Wat Phrathat Doi Kongmu:
Wats at the top of hills and mountains seem to be the most desirable to get to. Noticing a glint up on the hilltop near the sky, I see the shiny gold of a chedi glistening in the sun, or illuminated at night, and it becomes a destination with an unknown path, and a glistening gold prize at the climax of the journey! So we set out in the morning and found the old stairs that walked us half of the way to our mountain pagoda, then followed the windy over-grown dirt trail that leads us to the new path - a pristine tile walkway that we later find brings you from the top to the bottom in maximum hiking comfort. It felt great to hike a little, and not think about riding hundreds of kilometers on a motorbike! 

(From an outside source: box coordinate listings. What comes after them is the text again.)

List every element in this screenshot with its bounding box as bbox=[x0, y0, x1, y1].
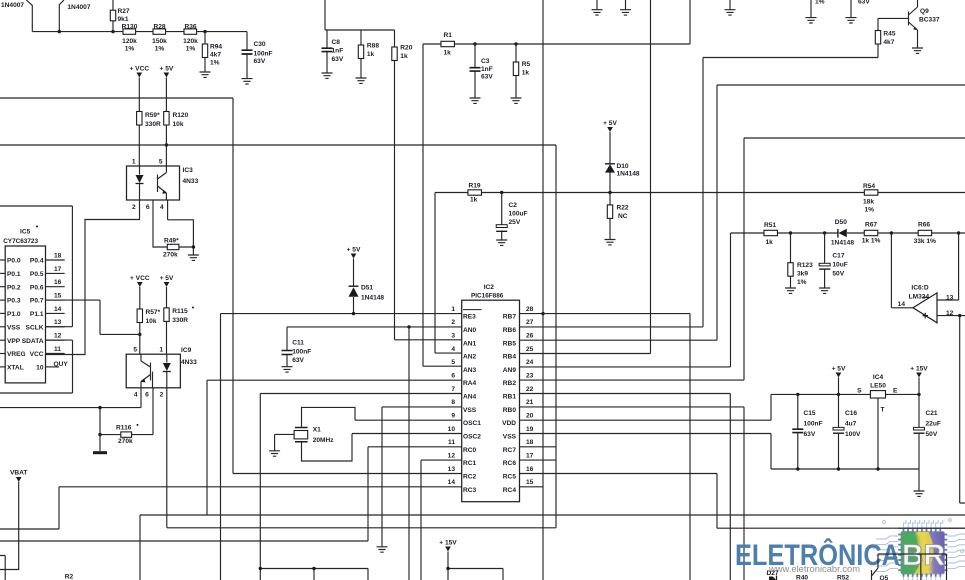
svg-text:20MHz: 20MHz bbox=[313, 437, 335, 444]
resistor R116 body bbox=[121, 432, 132, 437]
svg-text:63V: 63V bbox=[804, 431, 816, 438]
svg-text:1k: 1k bbox=[367, 51, 375, 58]
svg-text:27: 27 bbox=[526, 319, 534, 326]
wire net RB5 x=717 y=85 bbox=[520, 85, 965, 340]
svg-text:IC5: IC5 bbox=[20, 229, 31, 236]
svg-text:1N4148: 1N4148 bbox=[831, 239, 854, 246]
svg-text:28: 28 bbox=[526, 306, 534, 313]
ground top ground 3 bbox=[725, 10, 736, 15]
svg-text:+ 15V: + 15V bbox=[910, 366, 928, 373]
svg-text:1k: 1k bbox=[400, 53, 408, 60]
svg-text:1N4148: 1N4148 bbox=[361, 295, 384, 302]
svg-text:63V: 63V bbox=[254, 58, 266, 65]
wire net R1 y=44 bbox=[423, 0, 690, 44]
resistor R66 body bbox=[918, 230, 932, 235]
wire net +15V bottom drop bbox=[448, 552, 503, 580]
junction line-C17 bbox=[823, 231, 826, 234]
opto-isolator IC3 4N33 bbox=[127, 166, 180, 200]
svg-text:R94: R94 bbox=[210, 44, 222, 51]
svg-text:C15: C15 bbox=[804, 410, 816, 417]
svg-text:23: 23 bbox=[526, 372, 534, 379]
svg-text:12: 12 bbox=[946, 310, 954, 317]
svg-text:330R: 330R bbox=[172, 317, 188, 324]
svg-text:4: 4 bbox=[451, 346, 455, 353]
wire net IC9pin4 y=407.6 bbox=[0, 388, 141, 408]
svg-text:RB6: RB6 bbox=[503, 327, 517, 334]
ground VSS ground bbox=[377, 547, 388, 552]
ground C3 ground bbox=[470, 98, 481, 103]
svg-text:26: 26 bbox=[526, 333, 534, 340]
svg-text:6: 6 bbox=[146, 204, 150, 211]
crystal X1 20MHz bbox=[294, 428, 308, 442]
svg-text:R36: R36 bbox=[184, 24, 196, 31]
wire net pin14 output bbox=[891, 233, 913, 308]
resistor R22 bbox=[607, 193, 612, 240]
svg-text:P0.3: P0.3 bbox=[7, 298, 21, 305]
wire net RA4 x=207 bbox=[207, 380, 462, 515]
diode D10 1N4148 bbox=[605, 132, 615, 193]
svg-text:5: 5 bbox=[133, 347, 137, 354]
svg-text:13: 13 bbox=[946, 294, 954, 301]
wire net AN3 x=423 bbox=[423, 44, 462, 366]
svg-text:20: 20 bbox=[526, 412, 534, 419]
svg-text:RA4: RA4 bbox=[463, 380, 477, 387]
svg-text:9: 9 bbox=[451, 412, 455, 419]
svg-text:www.eletronicabr.com: www.eletronicabr.com bbox=[768, 564, 860, 574]
svg-text:RC7: RC7 bbox=[503, 447, 517, 454]
svg-text:P1.1: P1.1 bbox=[30, 311, 44, 318]
svg-text:12: 12 bbox=[54, 333, 62, 340]
svg-text:OSC2: OSC2 bbox=[463, 434, 481, 441]
svg-text:25: 25 bbox=[526, 346, 534, 353]
wire net RES drop x=220.5 bbox=[220, 314, 222, 580]
svg-text:R54: R54 bbox=[863, 183, 875, 190]
junction bus-R94 bbox=[203, 30, 206, 33]
junction R49-right bbox=[192, 245, 195, 248]
wire net RB4 x=650.5 bbox=[520, 0, 651, 354]
ground R94 ground bbox=[200, 72, 211, 77]
wire net R116 drop bbox=[99, 408, 101, 452]
wire net RB6-R45 x=703 bbox=[520, 58, 879, 327]
svg-text:16: 16 bbox=[526, 466, 534, 473]
capacitor C17 (polarized) bbox=[819, 233, 830, 288]
wire stub RC6 pin17 bbox=[520, 459, 557, 461]
svg-text:T: T bbox=[881, 407, 885, 414]
svg-text:6: 6 bbox=[451, 372, 455, 379]
resistor R49 body bbox=[167, 244, 179, 249]
svg-text:1: 1 bbox=[132, 159, 136, 166]
ground C2 ground bbox=[496, 240, 507, 245]
svg-text:R51: R51 bbox=[764, 222, 776, 229]
svg-text:1%: 1% bbox=[125, 46, 135, 53]
junction line-C2 bbox=[500, 191, 503, 194]
svg-text:1%: 1% bbox=[155, 46, 165, 53]
svg-text:1nF: 1nF bbox=[481, 66, 493, 73]
svg-text:P0.2: P0.2 bbox=[7, 284, 21, 291]
svg-text:19: 19 bbox=[526, 426, 534, 433]
svg-text:C21: C21 bbox=[926, 410, 938, 417]
svg-text:R1: R1 bbox=[444, 32, 453, 39]
svg-text:+ 5V: + 5V bbox=[832, 366, 846, 373]
wire net R19 line y=192.5 bbox=[435, 192, 965, 194]
wire stub gnd1 bbox=[596, 0, 598, 10]
svg-text:BR: BR bbox=[902, 539, 945, 572]
wire net C8 top y=30 bbox=[325, 0, 395, 30]
svg-text:7: 7 bbox=[451, 386, 455, 393]
svg-text:RB7: RB7 bbox=[503, 314, 517, 321]
svg-text:C8: C8 bbox=[332, 39, 341, 46]
svg-text:14: 14 bbox=[448, 479, 456, 486]
wire net corner stub bottom-left bbox=[0, 556, 5, 580]
ground C21 ground bbox=[914, 491, 925, 496]
resistor R57 bbox=[137, 287, 142, 354]
svg-text:10k: 10k bbox=[146, 318, 157, 325]
wire net R49 IC3 pins4-6 bbox=[153, 200, 193, 255]
IC5 left pin P0.2 bbox=[0, 286, 5, 288]
svg-text:1k: 1k bbox=[470, 197, 478, 204]
wire net RB0 x=744 down bbox=[520, 407, 745, 580]
svg-text:4k7: 4k7 bbox=[883, 39, 894, 46]
svg-text:P0.5: P0.5 bbox=[30, 271, 44, 278]
capacitor C21 (polarized) bbox=[914, 394, 925, 469]
svg-text:RB4: RB4 bbox=[503, 354, 517, 361]
wire net OSC2 bbox=[352, 433, 462, 435]
ground C11 ground bbox=[282, 367, 293, 372]
wire net IC9pin2 x=167 bbox=[166, 388, 168, 528]
svg-text:1k: 1k bbox=[766, 239, 774, 246]
ground R116 bar bbox=[93, 451, 107, 454]
svg-text:IC4: IC4 bbox=[873, 374, 884, 381]
svg-text:1: 1 bbox=[451, 306, 455, 313]
capacitor C11 bbox=[282, 327, 293, 367]
junction pin4line-R116 bbox=[98, 406, 101, 409]
svg-text:100nF: 100nF bbox=[804, 421, 823, 428]
svg-text:120k: 120k bbox=[183, 38, 198, 45]
svg-text:1k: 1k bbox=[444, 50, 452, 57]
capacitor C16 (polarized) bbox=[833, 394, 844, 469]
wire net gnd rail y=469 bbox=[771, 469, 919, 491]
svg-text:1N4007: 1N4007 bbox=[67, 4, 90, 11]
svg-text:63V: 63V bbox=[332, 56, 344, 63]
svg-text:P1.0: P1.0 bbox=[7, 311, 21, 318]
IC5 left pin VPP bbox=[0, 339, 5, 341]
ground top ground 1 bbox=[592, 10, 603, 15]
resistor R54 body bbox=[864, 190, 878, 195]
svg-text:R67: R67 bbox=[865, 221, 877, 228]
resistor R45 bbox=[875, 18, 880, 57]
svg-text:P0.7: P0.7 bbox=[30, 298, 44, 305]
IC5 left pin P1.0 bbox=[0, 312, 5, 314]
resistor R51 body bbox=[764, 230, 778, 235]
wire net RES y=313.6 bbox=[221, 313, 462, 315]
svg-text:1k: 1k bbox=[522, 70, 530, 77]
junction box-drop bbox=[312, 567, 315, 570]
power +5V D10 bbox=[603, 120, 617, 132]
svg-text:RB5: RB5 bbox=[503, 340, 517, 347]
wire net pin13 feedback bbox=[937, 233, 959, 300]
junction R1-C3 bbox=[473, 42, 476, 45]
svg-text:22uF: 22uF bbox=[926, 421, 941, 428]
wire net VBAT drop bbox=[0, 482, 19, 570]
svg-text:9k1: 9k1 bbox=[118, 16, 129, 23]
svg-text:XTAL: XTAL bbox=[7, 365, 24, 372]
svg-text:Q9: Q9 bbox=[920, 8, 929, 15]
svg-text:13: 13 bbox=[54, 319, 62, 326]
wire net R116-IC9pin6 bbox=[100, 388, 153, 435]
svg-text:P0.0: P0.0 bbox=[7, 258, 21, 265]
IC U IC5 CY7C63723 bbox=[5, 246, 45, 383]
svg-text:1%: 1% bbox=[865, 207, 875, 214]
svg-text:1%: 1% bbox=[186, 46, 196, 53]
wire net IC3pin2-IC5VCC bbox=[46, 200, 140, 355]
svg-text:4N33: 4N33 bbox=[183, 178, 199, 185]
ground R123 ground bbox=[785, 288, 796, 293]
svg-text:100nF: 100nF bbox=[254, 51, 273, 58]
ground top ground 2 bbox=[620, 10, 631, 15]
svg-text:+ 5V: + 5V bbox=[160, 275, 174, 282]
wire net VDD jog bbox=[520, 394, 772, 420]
wire bus y=515 bbox=[140, 515, 965, 580]
svg-text:3k9: 3k9 bbox=[797, 271, 808, 278]
svg-text:100V: 100V bbox=[845, 431, 861, 438]
svg-text:1nF: 1nF bbox=[332, 48, 344, 55]
wire net RC1 x=421 bbox=[421, 460, 462, 580]
svg-text:R19: R19 bbox=[469, 183, 481, 190]
junction line-out14 bbox=[890, 231, 893, 234]
resistor R36 body bbox=[184, 29, 197, 34]
svg-text:1%: 1% bbox=[210, 60, 220, 67]
svg-text:LM324: LM324 bbox=[909, 293, 930, 300]
resistor R1 body bbox=[441, 41, 455, 46]
svg-text:R22: R22 bbox=[617, 205, 629, 212]
opto-isolator IC9 4N33 bbox=[126, 354, 180, 388]
wire net RC5 y=473.5 x=717 y=528 bbox=[520, 474, 965, 529]
wire net AN2 x=435 bbox=[435, 193, 462, 354]
svg-text:100nF: 100nF bbox=[292, 349, 311, 356]
power +15V bottom bbox=[439, 540, 457, 552]
svg-text:+ 5V: + 5V bbox=[603, 120, 617, 127]
wire stub gnd5 bbox=[850, 0, 852, 18]
svg-text:VBAT: VBAT bbox=[10, 470, 27, 477]
resistor R19 body bbox=[468, 190, 482, 195]
junction line-D10 bbox=[608, 191, 611, 194]
wire net SDATA bbox=[0, 340, 73, 393]
svg-text:270k: 270k bbox=[118, 438, 133, 445]
svg-text:10uF: 10uF bbox=[832, 262, 847, 269]
svg-text:VSS: VSS bbox=[503, 434, 517, 441]
svg-text:1%: 1% bbox=[815, 0, 825, 6]
wire net bottom box y=568.5 bbox=[260, 569, 368, 580]
wire net RB1 x=730.3 bbox=[520, 394, 731, 580]
junction bus-R27 bbox=[111, 30, 114, 33]
junction bus-diode2 bbox=[58, 30, 61, 33]
resistor R5 bbox=[513, 44, 518, 98]
svg-text:14: 14 bbox=[898, 301, 906, 308]
op-amp IC6:D LM324 bbox=[913, 293, 937, 323]
wire stub gnd4 bbox=[810, 0, 812, 18]
diode D27 partial bbox=[769, 576, 777, 580]
wire stub gnd3 bbox=[729, 0, 731, 10]
IC5 left pin XTAL bbox=[0, 366, 5, 368]
wire stub gnd2 bbox=[625, 0, 627, 10]
svg-text:D51: D51 bbox=[361, 285, 373, 292]
junction D51-RES bbox=[352, 312, 355, 315]
resistor R59 bbox=[137, 78, 142, 167]
svg-text:VPP: VPP bbox=[7, 338, 21, 345]
svg-text:17: 17 bbox=[54, 266, 62, 273]
svg-text:QUY: QUY bbox=[54, 361, 69, 368]
svg-text:IC9: IC9 bbox=[181, 347, 192, 354]
svg-text:63V: 63V bbox=[292, 357, 304, 364]
IC5 left pin P0.3 bbox=[0, 299, 5, 301]
wire net P0.7 link bbox=[46, 300, 140, 334]
svg-text:5: 5 bbox=[159, 159, 163, 166]
svg-text:R45: R45 bbox=[883, 31, 895, 38]
wire net RC0 y=541 x=368 bbox=[0, 447, 462, 541]
junction R116-left bbox=[98, 433, 101, 436]
diode lead 1N4007 (second) bbox=[59, 0, 64, 32]
svg-text:12: 12 bbox=[448, 452, 456, 459]
svg-text:18: 18 bbox=[54, 252, 62, 259]
svg-text:VCC: VCC bbox=[30, 351, 44, 358]
wire net AN1 bbox=[395, 339, 462, 341]
svg-text:270k: 270k bbox=[163, 252, 178, 259]
junction rail2-C15 bbox=[796, 467, 799, 470]
junction pin12-drop bbox=[958, 314, 961, 317]
svg-text:AN2: AN2 bbox=[463, 354, 477, 361]
junction R120-longline bbox=[165, 143, 168, 146]
svg-text:R88: R88 bbox=[367, 43, 379, 50]
resistor R88 bbox=[358, 30, 363, 78]
svg-text:VDD: VDD bbox=[502, 420, 516, 427]
junction rail2-T bbox=[876, 467, 879, 470]
wire net RC3 y=486.8 bbox=[0, 487, 462, 529]
junction line-R123 bbox=[789, 231, 792, 234]
svg-text:120k: 120k bbox=[122, 38, 137, 45]
svg-text:63V: 63V bbox=[481, 74, 493, 81]
svg-text:C2: C2 bbox=[509, 202, 518, 209]
svg-text:LE50: LE50 bbox=[870, 383, 886, 390]
svg-text:NC: NC bbox=[618, 213, 628, 220]
power +5V (mid) bbox=[160, 275, 174, 287]
svg-text:RC5: RC5 bbox=[503, 474, 517, 481]
svg-text:15: 15 bbox=[526, 479, 534, 486]
svg-text:Q5: Q5 bbox=[880, 575, 889, 580]
junction rail2-C16 bbox=[837, 467, 840, 470]
svg-text:13: 13 bbox=[448, 466, 456, 473]
ground top ground 5 bbox=[846, 18, 857, 23]
wire net VSS-right bbox=[520, 434, 772, 470]
wire net RB2 x=744 y=138 bbox=[520, 138, 965, 380]
svg-text:4k7: 4k7 bbox=[210, 52, 221, 59]
wire net RC2 loop y=98 x=233 bbox=[0, 98, 462, 474]
svg-text:AN4: AN4 bbox=[463, 394, 477, 401]
resistor R20 bbox=[392, 30, 397, 340]
resistor R123 bbox=[788, 233, 793, 288]
wire net Q5 collector y=554 bbox=[878, 554, 947, 580]
svg-text:24: 24 bbox=[526, 359, 534, 366]
svg-text:P0.1: P0.1 bbox=[7, 271, 21, 278]
svg-text:AN1: AN1 bbox=[463, 340, 477, 347]
wire net X1 bottom bbox=[302, 434, 353, 462]
junction AN0-drop bbox=[407, 325, 410, 328]
svg-text:4N33: 4N33 bbox=[181, 359, 197, 366]
svg-text:1%: 1% bbox=[797, 279, 807, 286]
wire net x=543 full bbox=[542, 0, 544, 580]
wire net opamp line y=233 bbox=[731, 232, 965, 234]
wire y=528 over logo bbox=[898, 527, 965, 529]
svg-text:10: 10 bbox=[448, 426, 456, 433]
svg-text:VSS: VSS bbox=[463, 407, 477, 414]
ground R88 ground bbox=[356, 78, 367, 83]
svg-text:X1: X1 bbox=[313, 427, 321, 434]
svg-text:SDATA: SDATA bbox=[22, 338, 44, 345]
wire net OSC1 bbox=[355, 419, 462, 421]
svg-text:R115: R115 bbox=[172, 308, 188, 315]
svg-text:150k: 150k bbox=[152, 38, 167, 45]
svg-text:8: 8 bbox=[451, 399, 455, 406]
junction line-pin13 bbox=[957, 231, 960, 234]
svg-text:IC6:D: IC6:D bbox=[911, 285, 928, 292]
svg-text:+ 15V: + 15V bbox=[439, 540, 457, 547]
svg-text:3: 3 bbox=[451, 333, 455, 340]
IC5 left pin VREG bbox=[0, 353, 5, 355]
svg-text:R40: R40 bbox=[796, 575, 808, 580]
capacitor C8 bbox=[322, 30, 333, 73]
svg-text:C30: C30 bbox=[254, 41, 266, 48]
svg-text:AN9: AN9 bbox=[503, 367, 517, 374]
diode D51 1N4148 bbox=[349, 259, 359, 314]
junction rail-C15 bbox=[796, 393, 799, 396]
resistor R67 body bbox=[864, 230, 878, 235]
svg-text:+ 5V: + 5V bbox=[347, 247, 361, 254]
transistor Q5 partial bbox=[872, 554, 879, 580]
resistor R27 bbox=[110, 0, 115, 32]
IC5 left pin VSS bbox=[0, 326, 5, 328]
wire net SCLK bbox=[0, 206, 72, 327]
svg-text:63V: 63V bbox=[858, 0, 870, 6]
svg-text:S: S bbox=[857, 388, 862, 395]
wire net RB7 x=690 bbox=[520, 314, 691, 580]
ground R49 ground bbox=[188, 255, 199, 260]
svg-text:4u7: 4u7 bbox=[845, 421, 857, 428]
regulator IC4 LE50 bbox=[870, 391, 885, 398]
power +15V rail bbox=[910, 366, 928, 378]
svg-text:RB1: RB1 bbox=[503, 394, 517, 401]
ground R5 ground bbox=[511, 98, 522, 103]
svg-text:R20: R20 bbox=[400, 45, 412, 52]
power +5V (top) bbox=[160, 66, 174, 78]
junction x543-RB7 bbox=[541, 312, 544, 315]
svg-text:P0.6: P0.6 bbox=[30, 284, 44, 291]
junction rail-C16 bbox=[837, 393, 840, 396]
junction +15V-box bbox=[446, 567, 449, 570]
svg-text:1k 1%: 1k 1% bbox=[862, 237, 881, 244]
svg-text:11: 11 bbox=[448, 439, 455, 446]
wire net X1 case gnd bbox=[275, 434, 295, 450]
svg-text:R52: R52 bbox=[837, 575, 849, 580]
svg-text:RB0: RB0 bbox=[503, 407, 517, 414]
svg-text:11: 11 bbox=[54, 346, 61, 353]
wire net AN0 y=326.9 bbox=[287, 326, 462, 328]
power +VCC (top) bbox=[129, 66, 149, 78]
svg-text:+ 5V: + 5V bbox=[160, 66, 174, 73]
resistor R120 bbox=[164, 78, 169, 167]
svg-text:C3: C3 bbox=[481, 58, 490, 65]
wire stub RC7 pin18 bbox=[520, 446, 557, 448]
svg-text:RC1: RC1 bbox=[463, 460, 477, 467]
wire top bus y=31.6 bbox=[32, 31, 247, 33]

Nong Chong Kham Public Park:
Returning to our guesthouse after walking around the city for the past couple hours, we decide to take our activities to the fantastic park located out of the back gate of our "lakeside" guesthouse. A slackline - first 25ft, then 60ft long - a Ukulele, a sand-filled shaker egg, and Maddie's melodic voice began our backyard jam with soulful music and acrobatics, both on the line and off. We were first befriended by a Thai father who gazed curiously at us using the slacklining, and soon gifted us a bottle of his homemade Lao lao, a form of flavourful moonshine common in more rural parts of South East Asia, especially Thailand and Laos. Shortly after, we befriended a Thai fisherman who spoke in a thick Isan (Northern) accent who had just caught 3 fish in the lake - a lake where sometimes the fish swim belly up - and proceeded to help us drink up the recently gifted lao lao. He was very thirsty. At dark, I tore down my slackline, and saw Zack playing soccer with a local father and his two 10ish year old kids. One of them had just succeeded in getting the ball through the goal post past Zack, and I, thinking I was helping went to boot it back in their direction. My kick was a terrible one, and it veered hard left, bounced, bounced, bounced, and found its way into the lake where the fish sometimes swim belly up. Running to the edge of the lake, the ball was too far to reach by hand. I ran and grabbed the fishermans bamboo net, but it was too late. Someone in a neighboring house said they had a long bamboo pole, so we grabbed the 15ft long, 25lb pole, and ran to the fence bordering the lake. We were 5 feet shy of the ball, and it was drifting further away from us! I tried to offer the dad money to buy another one, but he refused and said it wasn't to worry about, and that this had happened a few times before. He may have just been acting polite, and I continued to feel terrible about my blunder. To make a long story short, some turbines started up in the lake, and suddenly the ball changed course, and within twenty minutes, we were able to fish it out with the long bamboo pole.  At this point it was time to celebrate with half a dozen different foods at the low priced night market surrounding half of the lake on Pradit Chong Kham Alley.